Comparison of Rails Deployment Stacks
November 25th, 2009
Why?
Why write this post in the first place?
To showoff your cool stuff?
To deride the other perfectly good software?
No, the only reason I am writing this post is to back up our statement that WebROaR is generally much faster than all other comparable deployment stacks. The aim is to provide real world data and insights in to our benchmarking procedure for everyone. Honestly, there is not much fun in performing this long experiment, as we programmers do have very short attention spans. (Oh wait, let me see HN/programming reddit once again ...).
The results of this comparison should be just taken as an indicator and should act only as one of the many data points in coming up with your own conclusion about Rails deployment stacks. If you are seriously interested to know the performance numbers of your application, please do try this experiment at home. :-)
Benchmarking Basics
I can't put across the basics more 'eloquently' than this Zed Shaw essay and would recommend giving it a read. There are no 'eye-opening', 'lift the darkness' kind of insights in that essay, but at times we do make obvious blind mistakes while benchmarking that can be easily avoided. I hope we haven't made many of those in our experiment.
We tried taking care of the following aspects for this experiment:
Ensure the rest of the environment is exactly the same (as much as possible) for all deployment stacks being tested i.e. same hardware, same software versions, same test application and same tester as well. :-)
Use the right benchmarking tool that provides relevant and useful statistics.
Do not make it a "Hello world" application comparison that is potentially not useful in any which way in real world.
Allow each server stack to initialize/warm-up as required before running a performance test over it.
We selected httperf for conducting this experiment for it's ability to provide the relevant statistics. The data presented below should vouch for its usefulness.
I would also recommend this PeepCode screencast that provides a very good introduction to benchmarking with httperf. (Disclaimer - It's not free and we don't get any affiliate money referring it :-) )
Test Environment
Server Machine
CPU - Intel Core 2 Duo 2.8 GHz
RAM - 1GB
OS - Ubuntu 8.1(Intrepid) Desktop
Kernel - Linux 2.6.27-7-generic
Ruby - 1.8.7(2008-08-11 patchlevel 72) (Ubuntu Package)
Client Machine
CPU - Intel P-IV 2.66GHz
Memory - 1 GB
OS - Debian 5.0 (lenny)
Kernel - Linux 2.6.26-1-686
Benchmarking Tool
httperf -0.9.0 compiled without DEBUG and without TIME_SYSCALLS
Network Connectivity
100 MBPS LAN (1 hop between two machines)
Application
Name: Instiki
Source: http://github.com/parasew/instiki
Commit: 77dcb015f38d75d32df6fceb52ce4a2737845991
Rails Version: 2.3.4
Database: SQLite 3
URL: /wiki/list
We have tried to use a URL that has database interaction so as to simulate a typical scenario of a web application.
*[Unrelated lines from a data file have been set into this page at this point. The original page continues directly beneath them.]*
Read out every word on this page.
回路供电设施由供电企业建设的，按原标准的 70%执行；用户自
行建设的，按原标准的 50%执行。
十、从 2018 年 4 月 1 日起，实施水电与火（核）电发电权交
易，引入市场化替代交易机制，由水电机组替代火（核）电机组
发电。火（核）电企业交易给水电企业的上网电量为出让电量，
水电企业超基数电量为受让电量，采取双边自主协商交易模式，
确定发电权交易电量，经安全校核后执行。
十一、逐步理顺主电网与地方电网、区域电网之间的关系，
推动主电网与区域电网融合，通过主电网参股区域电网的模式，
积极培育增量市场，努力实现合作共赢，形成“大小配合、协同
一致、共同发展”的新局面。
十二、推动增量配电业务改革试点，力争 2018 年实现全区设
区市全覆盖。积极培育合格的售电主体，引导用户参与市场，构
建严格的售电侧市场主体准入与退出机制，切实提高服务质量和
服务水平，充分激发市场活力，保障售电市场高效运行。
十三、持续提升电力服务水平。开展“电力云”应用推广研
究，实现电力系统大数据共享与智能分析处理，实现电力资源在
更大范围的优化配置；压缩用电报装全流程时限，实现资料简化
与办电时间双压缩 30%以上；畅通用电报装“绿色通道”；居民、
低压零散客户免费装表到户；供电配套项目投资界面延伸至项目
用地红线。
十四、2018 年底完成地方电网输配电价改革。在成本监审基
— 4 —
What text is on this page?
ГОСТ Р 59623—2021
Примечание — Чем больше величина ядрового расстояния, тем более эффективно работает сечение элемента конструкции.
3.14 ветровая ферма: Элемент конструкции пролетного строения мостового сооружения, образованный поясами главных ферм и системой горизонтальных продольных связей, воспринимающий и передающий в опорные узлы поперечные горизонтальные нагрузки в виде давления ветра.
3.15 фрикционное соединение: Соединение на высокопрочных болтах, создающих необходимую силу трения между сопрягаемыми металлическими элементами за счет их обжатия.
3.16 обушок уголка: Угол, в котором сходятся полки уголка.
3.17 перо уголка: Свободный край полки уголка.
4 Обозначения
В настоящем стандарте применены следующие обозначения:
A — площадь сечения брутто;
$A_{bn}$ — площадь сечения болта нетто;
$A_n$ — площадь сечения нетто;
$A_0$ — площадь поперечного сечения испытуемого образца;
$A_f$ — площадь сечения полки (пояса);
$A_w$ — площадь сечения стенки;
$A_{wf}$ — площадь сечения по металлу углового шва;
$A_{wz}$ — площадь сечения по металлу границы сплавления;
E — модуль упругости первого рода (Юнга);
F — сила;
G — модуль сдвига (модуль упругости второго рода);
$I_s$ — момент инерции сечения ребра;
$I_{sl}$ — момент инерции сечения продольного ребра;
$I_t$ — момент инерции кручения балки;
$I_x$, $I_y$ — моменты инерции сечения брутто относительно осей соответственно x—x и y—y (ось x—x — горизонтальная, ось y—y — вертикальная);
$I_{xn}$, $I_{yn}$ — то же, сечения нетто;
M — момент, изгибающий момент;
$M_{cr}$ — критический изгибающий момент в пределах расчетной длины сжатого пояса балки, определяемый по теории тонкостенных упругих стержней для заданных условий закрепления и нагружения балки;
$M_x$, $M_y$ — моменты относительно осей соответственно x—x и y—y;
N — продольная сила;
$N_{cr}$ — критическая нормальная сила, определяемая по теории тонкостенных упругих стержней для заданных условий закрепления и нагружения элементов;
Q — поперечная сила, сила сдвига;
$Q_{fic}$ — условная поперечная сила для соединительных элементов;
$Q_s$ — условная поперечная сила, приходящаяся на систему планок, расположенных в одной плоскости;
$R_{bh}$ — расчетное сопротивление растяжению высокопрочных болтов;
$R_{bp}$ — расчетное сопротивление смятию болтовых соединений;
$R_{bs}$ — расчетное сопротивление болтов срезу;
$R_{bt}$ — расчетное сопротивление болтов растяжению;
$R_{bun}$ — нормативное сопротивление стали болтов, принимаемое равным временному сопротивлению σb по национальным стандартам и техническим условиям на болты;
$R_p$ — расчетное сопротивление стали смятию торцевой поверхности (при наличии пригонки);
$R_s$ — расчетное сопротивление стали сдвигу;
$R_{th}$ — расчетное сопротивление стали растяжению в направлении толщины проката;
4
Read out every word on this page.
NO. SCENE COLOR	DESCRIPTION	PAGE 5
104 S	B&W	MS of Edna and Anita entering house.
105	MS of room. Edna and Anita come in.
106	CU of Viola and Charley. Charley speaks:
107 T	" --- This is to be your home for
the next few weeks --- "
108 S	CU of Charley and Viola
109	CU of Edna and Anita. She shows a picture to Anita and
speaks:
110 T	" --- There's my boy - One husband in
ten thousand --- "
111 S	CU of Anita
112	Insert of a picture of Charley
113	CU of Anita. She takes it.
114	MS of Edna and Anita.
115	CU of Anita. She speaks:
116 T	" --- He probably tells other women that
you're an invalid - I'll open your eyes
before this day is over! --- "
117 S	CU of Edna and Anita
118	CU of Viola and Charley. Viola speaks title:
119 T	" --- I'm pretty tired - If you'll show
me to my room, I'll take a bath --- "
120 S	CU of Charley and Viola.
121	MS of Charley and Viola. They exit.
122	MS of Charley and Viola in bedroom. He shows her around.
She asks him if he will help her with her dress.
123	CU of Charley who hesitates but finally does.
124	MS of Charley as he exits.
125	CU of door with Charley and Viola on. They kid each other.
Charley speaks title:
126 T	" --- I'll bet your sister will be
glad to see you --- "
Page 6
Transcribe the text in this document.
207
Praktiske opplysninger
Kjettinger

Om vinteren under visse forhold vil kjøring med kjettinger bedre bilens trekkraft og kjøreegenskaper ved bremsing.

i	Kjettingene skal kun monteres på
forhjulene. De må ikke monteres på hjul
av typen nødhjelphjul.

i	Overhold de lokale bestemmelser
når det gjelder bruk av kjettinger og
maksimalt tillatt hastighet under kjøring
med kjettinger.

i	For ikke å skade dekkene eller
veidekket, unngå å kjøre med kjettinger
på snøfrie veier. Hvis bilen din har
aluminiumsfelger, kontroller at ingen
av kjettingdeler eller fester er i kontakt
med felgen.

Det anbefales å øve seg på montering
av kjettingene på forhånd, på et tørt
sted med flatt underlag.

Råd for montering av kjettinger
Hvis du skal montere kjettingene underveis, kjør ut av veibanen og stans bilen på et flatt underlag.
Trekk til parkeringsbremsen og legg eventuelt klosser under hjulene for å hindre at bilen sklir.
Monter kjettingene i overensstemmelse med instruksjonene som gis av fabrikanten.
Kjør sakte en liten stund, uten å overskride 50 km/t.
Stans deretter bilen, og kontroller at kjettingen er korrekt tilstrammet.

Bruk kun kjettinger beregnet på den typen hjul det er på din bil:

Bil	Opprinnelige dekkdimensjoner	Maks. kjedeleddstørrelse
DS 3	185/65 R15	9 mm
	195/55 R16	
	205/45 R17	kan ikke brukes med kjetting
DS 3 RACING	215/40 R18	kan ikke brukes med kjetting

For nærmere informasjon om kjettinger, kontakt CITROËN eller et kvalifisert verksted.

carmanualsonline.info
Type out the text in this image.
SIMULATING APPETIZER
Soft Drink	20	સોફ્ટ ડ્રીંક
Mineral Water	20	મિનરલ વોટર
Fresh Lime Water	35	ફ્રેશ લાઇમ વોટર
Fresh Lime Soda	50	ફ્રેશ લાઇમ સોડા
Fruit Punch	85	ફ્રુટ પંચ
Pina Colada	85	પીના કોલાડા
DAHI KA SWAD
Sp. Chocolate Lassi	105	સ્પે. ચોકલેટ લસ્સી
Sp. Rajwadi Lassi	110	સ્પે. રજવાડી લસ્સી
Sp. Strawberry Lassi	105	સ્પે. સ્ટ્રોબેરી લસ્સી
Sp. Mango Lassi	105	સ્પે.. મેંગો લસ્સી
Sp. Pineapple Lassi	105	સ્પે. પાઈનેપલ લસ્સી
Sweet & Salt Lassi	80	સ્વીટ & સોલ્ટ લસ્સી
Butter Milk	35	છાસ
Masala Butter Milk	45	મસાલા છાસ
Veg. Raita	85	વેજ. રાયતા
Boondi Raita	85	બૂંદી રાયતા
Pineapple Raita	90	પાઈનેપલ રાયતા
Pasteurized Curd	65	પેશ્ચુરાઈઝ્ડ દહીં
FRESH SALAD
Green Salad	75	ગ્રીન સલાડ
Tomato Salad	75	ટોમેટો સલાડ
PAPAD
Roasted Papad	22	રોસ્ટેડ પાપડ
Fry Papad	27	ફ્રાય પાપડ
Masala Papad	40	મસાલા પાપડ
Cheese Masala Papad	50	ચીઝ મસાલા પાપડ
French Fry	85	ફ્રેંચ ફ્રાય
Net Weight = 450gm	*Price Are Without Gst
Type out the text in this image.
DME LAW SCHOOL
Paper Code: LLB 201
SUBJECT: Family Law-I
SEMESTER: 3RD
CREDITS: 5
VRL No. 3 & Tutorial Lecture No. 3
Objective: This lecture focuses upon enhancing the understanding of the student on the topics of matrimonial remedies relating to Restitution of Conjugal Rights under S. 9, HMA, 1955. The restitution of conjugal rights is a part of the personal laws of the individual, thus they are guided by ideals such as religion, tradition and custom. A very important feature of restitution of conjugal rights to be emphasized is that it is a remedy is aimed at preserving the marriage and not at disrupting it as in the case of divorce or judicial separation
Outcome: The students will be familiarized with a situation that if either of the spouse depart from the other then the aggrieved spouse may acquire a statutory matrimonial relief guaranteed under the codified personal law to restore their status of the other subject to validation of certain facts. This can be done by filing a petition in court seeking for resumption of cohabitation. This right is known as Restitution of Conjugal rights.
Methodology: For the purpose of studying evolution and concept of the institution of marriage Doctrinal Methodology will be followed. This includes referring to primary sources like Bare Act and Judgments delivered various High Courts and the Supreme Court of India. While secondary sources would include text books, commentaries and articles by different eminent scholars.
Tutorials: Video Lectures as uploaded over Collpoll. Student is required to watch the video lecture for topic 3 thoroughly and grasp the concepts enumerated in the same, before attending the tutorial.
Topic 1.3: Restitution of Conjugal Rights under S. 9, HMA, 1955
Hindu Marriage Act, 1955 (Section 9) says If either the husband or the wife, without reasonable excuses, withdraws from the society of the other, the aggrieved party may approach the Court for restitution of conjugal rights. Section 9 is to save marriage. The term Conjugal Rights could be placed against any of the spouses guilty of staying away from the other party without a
This would ensure most parts of the Rails stack are involved in the test. Please note that caching is not enabled at all for this URL.
Deployment Stacks
We chose the following servers for this comparison.
Apache 2.2.9 (mpm-prefork) (Ubuntu Default) + mod-proxy-balancer + Mongrel 1.1.5 Cluster (6)
Apache 2.2.9 (mpm-prefork) (Ubuntu Default) + Passenger 2.2.7 (MaxPoolSize = 6)
Apache 2.2.9 (mpm-prefork) (Ubuntu Default) + mod-proxy-balancer + Thin 1.2.5 Cluster (6)
WebROaR v0.2.3 (Set 6 maximum workers for the deployed application)
Since the focus of our test is to compare maximum requests/sec output by each of the stacks, and the specific request is being served out by Rails from the database, replacing Apache with Nginx should not give us too dramatically different results. (As I mentioned earlier, these tests are just indicative of what performance level you can generally expect from your server.)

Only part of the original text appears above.